In particular, generating content captions for heuristic data is an open problem with various challenges: (i) the lack of truly large-scale datasets; (ii) some old video content sounds/scenes are not clear or become damaged when converted and run via new-technology devices; and (iii) the data have outdated objects and scenes and also include cultural and historical context.
In
Table 5, one can observe the evaluation results for captions generated by ResNet-101, ResNet-50, and ResNet-18, which were used to extract feature vectors from frames in each video. These vectors were then passed through encoder semantic Transformer and decoder Transformer modules.
The results from ResNet-50 are higher than ResNet-18 and ResNet-101 in most evaluation metrics. The reason regarding MACE data is that they comprise a small dataset that might not provide enough diverse examples to leverage the additional capacity of ResNet-101. Additionally, the deeper and more complex nature of ResNet-101 in a small-dataset context raises the risk of overfitting, potentially capturing noise instead of generalizing well to unseen data.
7. Conclusions and Future Work
In this work, we introduce a new Transformer-based model for image captioning. Our approach incorporates semantic representations of image objects to capture spatial relationships between objects, aiming to enhance attention mechanisms for image captioning. Extensive experiments on the MS-COCO dataset confirm that the proposed model achieves an impressive CIDEr score of 132.0, indicating that it generates accurate, diverse, coherent, and contextually relevant captions through the use of external commonsense knowledge. A ResNet-101 encoder consistently outperforms ResNet-18 and ResNet-50 encoders in caption quality, attributed to its residual connections and better feature extraction. Additionally, refining with ResNet enhances BLEU@4 metric scores, thereby enhancing caption quality. Moreover, augmenting the number of Transformer multihead attention mechanisms improves image captioning outcomes. Nevertheless, this heightened accuracy is accompanied by the cost of extended training time, which can negatively affect real-time applications.

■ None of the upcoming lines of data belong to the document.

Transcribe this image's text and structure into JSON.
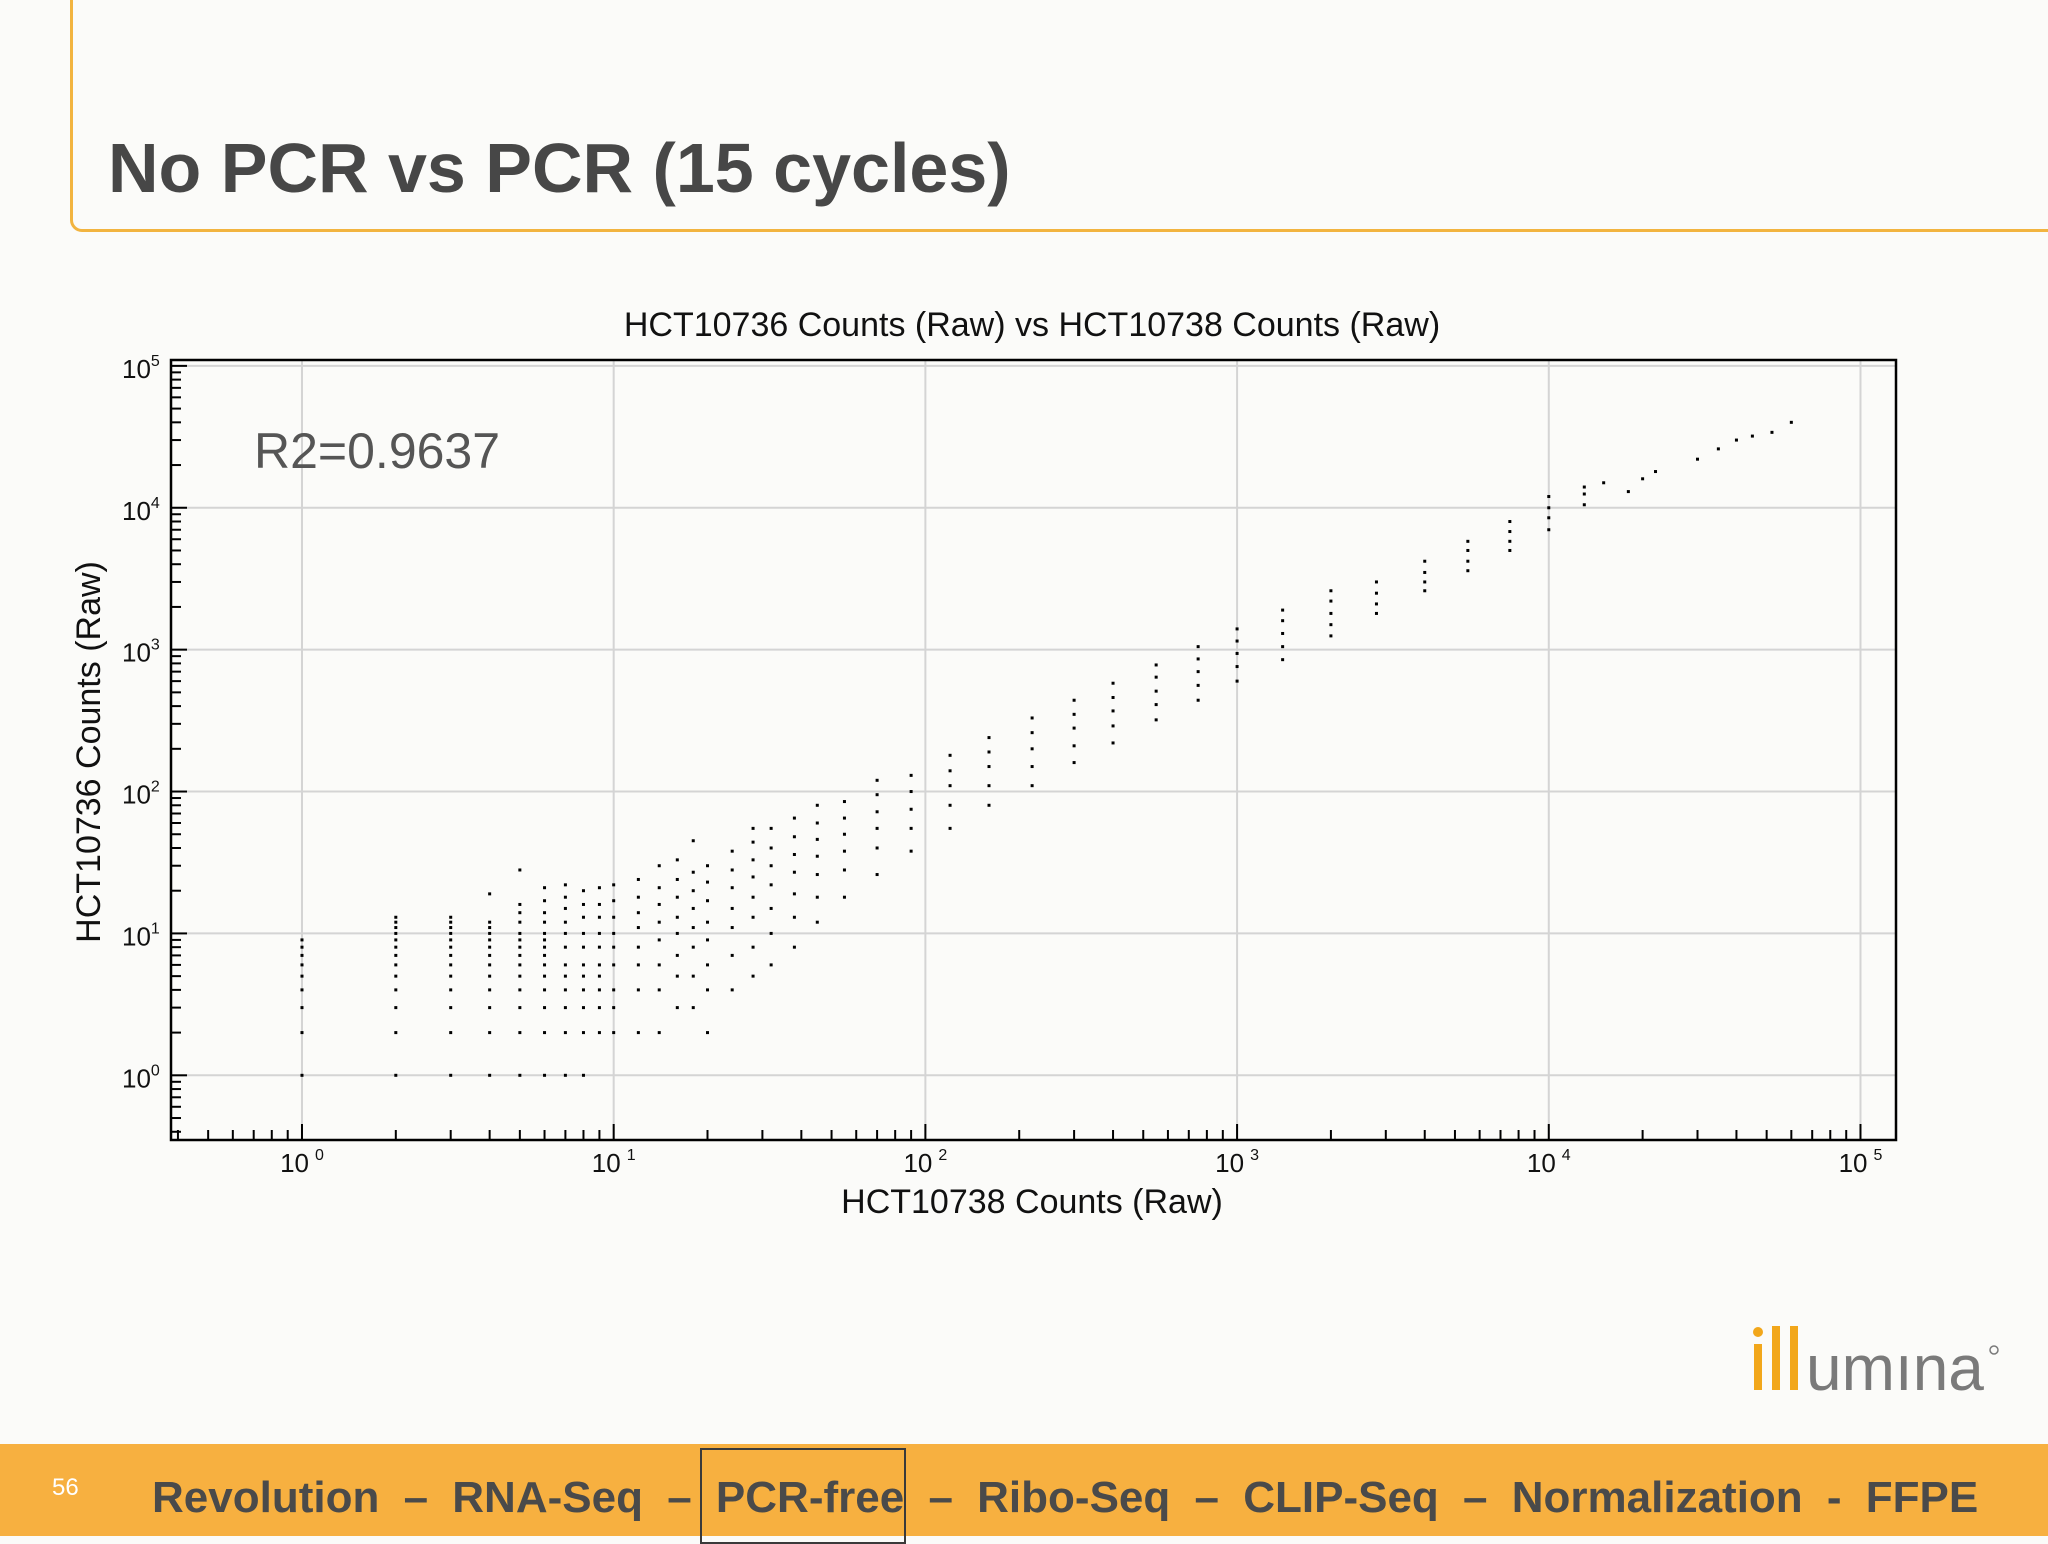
{
  "slide": {
    "title": "No PCR vs PCR (15 cycles)",
    "number": "56",
    "brand_logo_text": "illumina",
    "accent_color": "#f7b040"
  },
  "footer_nav": [
    {
      "label": "Revolution",
      "highlighted": false
    },
    {
      "label": "RNA-Seq",
      "highlighted": false
    },
    {
      "label": "PCR-free",
      "highlighted": true
    },
    {
      "label": "Ribo-Seq",
      "highlighted": false
    },
    {
      "label": "CLIP-Seq",
      "highlighted": false
    },
    {
      "label": "Normalization",
      "highlighted": false
    },
    {
      "label": "FFPE",
      "highlighted": false
    }
  ],
  "footer_separators": [
    "–",
    "–",
    "–",
    "–",
    "–",
    "-"
  ],
  "chart_data": {
    "type": "scatter",
    "title": "HCT10736 Counts (Raw) vs HCT10738 Counts (Raw)",
    "xlabel": "HCT10738 Counts (Raw)",
    "ylabel": "HCT10736 Counts (Raw)",
    "annotation": "R2=0.9637",
    "x_scale": "log",
    "y_scale": "log",
    "xlim": [
      0.38,
      130000
    ],
    "ylim": [
      0.35,
      110000
    ],
    "x_ticks": [
      {
        "base": "10",
        "exp": "0",
        "value": 1
      },
      {
        "base": "10",
        "exp": "1",
        "value": 10
      },
      {
        "base": "10",
        "exp": "2",
        "value": 100
      },
      {
        "base": "10",
        "exp": "3",
        "value": 1000
      },
      {
        "base": "10",
        "exp": "4",
        "value": 10000
      },
      {
        "base": "10",
        "exp": "5",
        "value": 100000
      }
    ],
    "y_ticks": [
      {
        "base": "10",
        "exp": "0",
        "value": 1
      },
      {
        "base": "10",
        "exp": "1",
        "value": 10
      },
      {
        "base": "10",
        "exp": "2",
        "value": 100
      },
      {
        "base": "10",
        "exp": "3",
        "value": 1000
      },
      {
        "base": "10",
        "exp": "4",
        "value": 10000
      },
      {
        "base": "10",
        "exp": "5",
        "value": 100000
      }
    ],
    "grid": true,
    "point_color": "#000000",
    "points": [
      [
        1,
        1
      ],
      [
        1,
        2
      ],
      [
        1,
        3
      ],
      [
        1,
        4
      ],
      [
        1,
        5
      ],
      [
        1,
        6
      ],
      [
        1,
        7
      ],
      [
        1,
        8
      ],
      [
        1,
        9
      ],
      [
        2,
        1
      ],
      [
        2,
        2
      ],
      [
        2,
        3
      ],
      [
        2,
        4
      ],
      [
        2,
        5
      ],
      [
        2,
        6
      ],
      [
        2,
        7
      ],
      [
        2,
        8
      ],
      [
        2,
        9
      ],
      [
        2,
        10
      ],
      [
        2,
        11
      ],
      [
        2,
        12
      ],
      [
        2,
        13
      ],
      [
        3,
        1
      ],
      [
        3,
        2
      ],
      [
        3,
        3
      ],
      [
        3,
        4
      ],
      [
        3,
        5
      ],
      [
        3,
        6
      ],
      [
        3,
        7
      ],
      [
        3,
        8
      ],
      [
        3,
        9
      ],
      [
        3,
        10
      ],
      [
        3,
        11
      ],
      [
        3,
        12
      ],
      [
        3,
        13
      ],
      [
        4,
        1
      ],
      [
        4,
        2
      ],
      [
        4,
        3
      ],
      [
        4,
        4
      ],
      [
        4,
        5
      ],
      [
        4,
        6
      ],
      [
        4,
        7
      ],
      [
        4,
        8
      ],
      [
        4,
        9
      ],
      [
        4,
        10
      ],
      [
        4,
        11
      ],
      [
        4,
        12
      ],
      [
        4,
        19
      ],
      [
        5,
        1
      ],
      [
        5,
        2
      ],
      [
        5,
        3
      ],
      [
        5,
        4
      ],
      [
        5,
        5
      ],
      [
        5,
        6
      ],
      [
        5,
        7
      ],
      [
        5,
        8
      ],
      [
        5,
        9
      ],
      [
        5,
        10
      ],
      [
        5,
        12
      ],
      [
        5,
        14
      ],
      [
        5,
        16
      ],
      [
        5,
        28
      ],
      [
        6,
        1
      ],
      [
        6,
        2
      ],
      [
        6,
        3
      ],
      [
        6,
        4
      ],
      [
        6,
        5
      ],
      [
        6,
        6
      ],
      [
        6,
        7
      ],
      [
        6,
        8
      ],
      [
        6,
        9
      ],
      [
        6,
        10
      ],
      [
        6,
        12
      ],
      [
        6,
        14
      ],
      [
        6,
        17
      ],
      [
        6,
        21
      ],
      [
        7,
        1
      ],
      [
        7,
        2
      ],
      [
        7,
        3
      ],
      [
        7,
        4
      ],
      [
        7,
        5
      ],
      [
        7,
        6
      ],
      [
        7,
        8
      ],
      [
        7,
        10
      ],
      [
        7,
        12
      ],
      [
        7,
        15
      ],
      [
        7,
        18
      ],
      [
        7,
        22
      ],
      [
        8,
        1
      ],
      [
        8,
        2
      ],
      [
        8,
        3
      ],
      [
        8,
        4
      ],
      [
        8,
        5
      ],
      [
        8,
        6
      ],
      [
        8,
        8
      ],
      [
        8,
        10
      ],
      [
        8,
        13
      ],
      [
        8,
        16
      ],
      [
        8,
        20
      ],
      [
        9,
        2
      ],
      [
        9,
        3
      ],
      [
        9,
        4
      ],
      [
        9,
        5
      ],
      [
        9,
        6
      ],
      [
        9,
        8
      ],
      [
        9,
        10
      ],
      [
        9,
        13
      ],
      [
        9,
        16
      ],
      [
        9,
        21
      ],
      [
        10,
        2
      ],
      [
        10,
        3
      ],
      [
        10,
        4
      ],
      [
        10,
        6
      ],
      [
        10,
        8
      ],
      [
        10,
        10
      ],
      [
        10,
        13
      ],
      [
        10,
        17
      ],
      [
        10,
        22
      ],
      [
        12,
        2
      ],
      [
        12,
        4
      ],
      [
        12,
        6
      ],
      [
        12,
        8
      ],
      [
        12,
        11
      ],
      [
        12,
        14
      ],
      [
        12,
        18
      ],
      [
        12,
        24
      ],
      [
        14,
        2
      ],
      [
        14,
        4
      ],
      [
        14,
        6
      ],
      [
        14,
        9
      ],
      [
        14,
        12
      ],
      [
        14,
        16
      ],
      [
        14,
        21
      ],
      [
        14,
        30
      ],
      [
        16,
        3
      ],
      [
        16,
        5
      ],
      [
        16,
        7
      ],
      [
        16,
        10
      ],
      [
        16,
        13
      ],
      [
        16,
        18
      ],
      [
        16,
        24
      ],
      [
        16,
        33
      ],
      [
        18,
        3
      ],
      [
        18,
        5
      ],
      [
        18,
        8
      ],
      [
        18,
        11
      ],
      [
        18,
        15
      ],
      [
        18,
        20
      ],
      [
        18,
        27
      ],
      [
        18,
        45
      ],
      [
        20,
        2
      ],
      [
        20,
        4
      ],
      [
        20,
        6
      ],
      [
        20,
        9
      ],
      [
        20,
        12
      ],
      [
        20,
        17
      ],
      [
        20,
        23
      ],
      [
        20,
        30
      ],
      [
        24,
        4
      ],
      [
        24,
        7
      ],
      [
        24,
        11
      ],
      [
        24,
        15
      ],
      [
        24,
        21
      ],
      [
        24,
        28
      ],
      [
        24,
        38
      ],
      [
        28,
        5
      ],
      [
        28,
        8
      ],
      [
        28,
        13
      ],
      [
        28,
        18
      ],
      [
        28,
        25
      ],
      [
        28,
        33
      ],
      [
        28,
        44
      ],
      [
        28,
        55
      ],
      [
        32,
        6
      ],
      [
        32,
        10
      ],
      [
        32,
        15
      ],
      [
        32,
        22
      ],
      [
        32,
        30
      ],
      [
        32,
        40
      ],
      [
        32,
        55
      ],
      [
        38,
        8
      ],
      [
        38,
        13
      ],
      [
        38,
        19
      ],
      [
        38,
        27
      ],
      [
        38,
        36
      ],
      [
        38,
        48
      ],
      [
        38,
        65
      ],
      [
        45,
        12
      ],
      [
        45,
        18
      ],
      [
        45,
        26
      ],
      [
        45,
        35
      ],
      [
        45,
        46
      ],
      [
        45,
        60
      ],
      [
        45,
        80
      ],
      [
        55,
        18
      ],
      [
        55,
        28
      ],
      [
        55,
        38
      ],
      [
        55,
        50
      ],
      [
        55,
        65
      ],
      [
        55,
        85
      ],
      [
        70,
        26
      ],
      [
        70,
        40
      ],
      [
        70,
        55
      ],
      [
        70,
        72
      ],
      [
        70,
        95
      ],
      [
        70,
        120
      ],
      [
        90,
        38
      ],
      [
        90,
        55
      ],
      [
        90,
        75
      ],
      [
        90,
        100
      ],
      [
        90,
        130
      ],
      [
        120,
        55
      ],
      [
        120,
        80
      ],
      [
        120,
        110
      ],
      [
        120,
        140
      ],
      [
        120,
        180
      ],
      [
        160,
        80
      ],
      [
        160,
        110
      ],
      [
        160,
        150
      ],
      [
        160,
        190
      ],
      [
        160,
        240
      ],
      [
        220,
        110
      ],
      [
        220,
        150
      ],
      [
        220,
        200
      ],
      [
        220,
        260
      ],
      [
        220,
        330
      ],
      [
        300,
        160
      ],
      [
        300,
        210
      ],
      [
        300,
        280
      ],
      [
        300,
        350
      ],
      [
        300,
        440
      ],
      [
        400,
        220
      ],
      [
        400,
        290
      ],
      [
        400,
        370
      ],
      [
        400,
        460
      ],
      [
        400,
        580
      ],
      [
        550,
        320
      ],
      [
        550,
        410
      ],
      [
        550,
        510
      ],
      [
        550,
        640
      ],
      [
        550,
        780
      ],
      [
        750,
        440
      ],
      [
        750,
        560
      ],
      [
        750,
        700
      ],
      [
        750,
        860
      ],
      [
        750,
        1050
      ],
      [
        1000,
        600
      ],
      [
        1000,
        760
      ],
      [
        1000,
        940
      ],
      [
        1000,
        1150
      ],
      [
        1000,
        1400
      ],
      [
        1400,
        850
      ],
      [
        1400,
        1050
      ],
      [
        1400,
        1300
      ],
      [
        1400,
        1600
      ],
      [
        1400,
        1900
      ],
      [
        2000,
        1250
      ],
      [
        2000,
        1500
      ],
      [
        2000,
        1800
      ],
      [
        2000,
        2200
      ],
      [
        2000,
        2600
      ],
      [
        2800,
        1800
      ],
      [
        2800,
        2100
      ],
      [
        2800,
        2500
      ],
      [
        2800,
        3000
      ],
      [
        4000,
        2600
      ],
      [
        4000,
        3000
      ],
      [
        4000,
        3500
      ],
      [
        4000,
        4200
      ],
      [
        5500,
        3600
      ],
      [
        5500,
        4200
      ],
      [
        5500,
        5000
      ],
      [
        5500,
        5800
      ],
      [
        7500,
        5000
      ],
      [
        7500,
        5800
      ],
      [
        7500,
        6800
      ],
      [
        7500,
        8000
      ],
      [
        10000,
        7000
      ],
      [
        10000,
        8500
      ],
      [
        10000,
        10000
      ],
      [
        10000,
        12000
      ],
      [
        13000,
        10500
      ],
      [
        13000,
        12500
      ],
      [
        13000,
        14000
      ],
      [
        15000,
        15000
      ],
      [
        18000,
        13000
      ],
      [
        20000,
        16000
      ],
      [
        22000,
        18000
      ],
      [
        30000,
        22000
      ],
      [
        35000,
        26000
      ],
      [
        40000,
        30000
      ],
      [
        45000,
        32000
      ],
      [
        52000,
        34000
      ],
      [
        60000,
        40000
      ]
    ]
  }
}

The study also applies the model on the MACE dataset to generate descriptive sentences for video frames, improving accessibility and understanding of historical artifacts through experiments. In summary, integrating visual semantic features enhances image captioning model performance, and provides reliable representations of visual content.
Future work will also examine the use of new models that have been successfully applied to different applications. These include (a) the PF-BiGRU-TSAM model, which has been used for interactive remaining useful life prediction of lithium-ion batteries [
57]; this model uses data-driven deep learning methods and time windows for prediction tasks over time; (b) the neural network in lifetime extension approach, based on Leven–Marq neural network and power routing [
58]; this model uses the Levenberg–Marquardt algorithm for optimizing the backpropagation neural network for real-time prediction in an industrial system.